Scientists released hundreds of Tasmanian moths near Ballarat this week in an effort to combat the damaging weed ‘gorse’.

Gorse infests approximately 11,000ha of farm land across Victoria, impacts agricultural production and biodiversity, harbours pests and is a fire hazard in rural and peri-urban areas.

Agriculture Victoria research scientist Greg Lefoe said the European Soft Shoot Moth's appetite for the weed plays an important role as part of a wider integrated approach to gorse management.

“Managing the large, prickly weed is difficult as it produces thousands of seeds which spread in the wind often reinfesting previously controlled areas and can also survive in the soil for decades. However, this is where the moths come in,” Greg said.

“The hungry Soft Shoot Moth caterpillars feed on young gorse shoots which reduces the flowering and seed production of the weed. Importantly, the moths can only survive on gorse and will not harm other plants.

“Reducing the weed's ability to flower and produce seeds makes it harder for the weed to spread in the long-term, giving producers and public land managers, a greater chance clearing the weed."

The moth release is part of a broader national collaboration project led by Meat & Livestock Australia (MLA) and supported by funding from the Australian Government Department of Agriculture and Water Resources as part of its Rural R&D for Profit programme to implement biological control of six high-priority weeds.

Since 2015, scientists and land managers from around Australia have collected more than 20,000 moths from Tasmania and released them across Victoria, NSW and South Australia.

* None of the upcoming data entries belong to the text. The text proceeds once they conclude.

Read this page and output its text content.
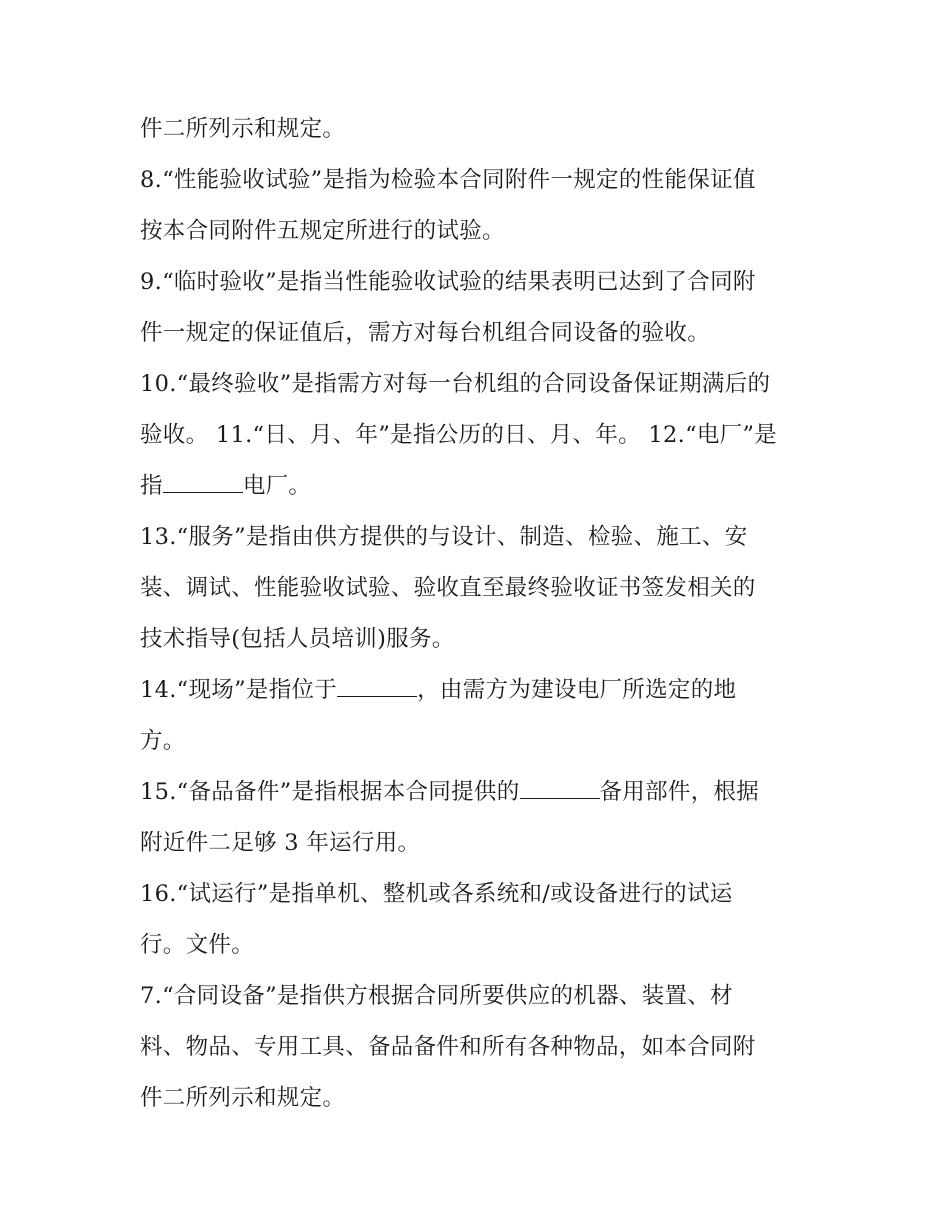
件二所列示和规定。
8.“性能验收试验”是指为检验本合同附件一规定的性能保证值
按本合同附件五规定所进行的试验。
9.“临时验收”是指当性能验收试验的结果表明已达到了合同附
件一规定的保证值后，需方对每台机组合同设备的验收。
10.“最终验收”是指需方对每一台机组的合同设备保证期满后的
验收。 11.“日、月、年”是指公历的日、月、年。 12.“电厂”是
指	电厂。
13.“服务”是指由供方提供的与设计、制造、检验、施工、安
装、调试、性能验收试验、验收直至最终验收证书签发相关的
技术指导(包括人员培训)服务。
14.“现场”是指位于	，由需方为建设电厂所选定的地
方。
15.“备品备件”是指根据本合同提供的	备用部件，根据
附近件二足够 3 年运行用。
16.“试运行”是指单机、整机或各系统和/或设备进行的试运
行。文件。
7.“合同设备”是指供方根据合同所要供应的机器、装置、材
料、物品、专用工具、备品备件和所有各种物品，如本合同附
件二所列示和规定。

Greg said collaboration has been critical to the project’s success so far, and the project team works closely with local and regional land managers and community-based groups, such as Landcare.

“The on-ground networks select sites that present good targets for biological control, and help measure the effectiveness of the moths as the control agent,” he said.

“It is hoped that the moth will become established in gorse infestations across south-eastern Australia and contribute to reducing the weed, in combination with three previously established biological control agents: the gorse seed weevil, gorse spider mite and gorse thrips.”

The release also coincided with the launch of a new biological control smartphone app ‘Bio Control Hub’, developed by Agriculture Victoria and CSIRO’s Atlas of Living Australia team as part of the same collaboration project.

The free app, available here, allows producers and land managers to access information about the Soft Shoot Moth and other biological control agents to help manage weeds. They can also record field observations, which then become part of the Atlas of Living Australia.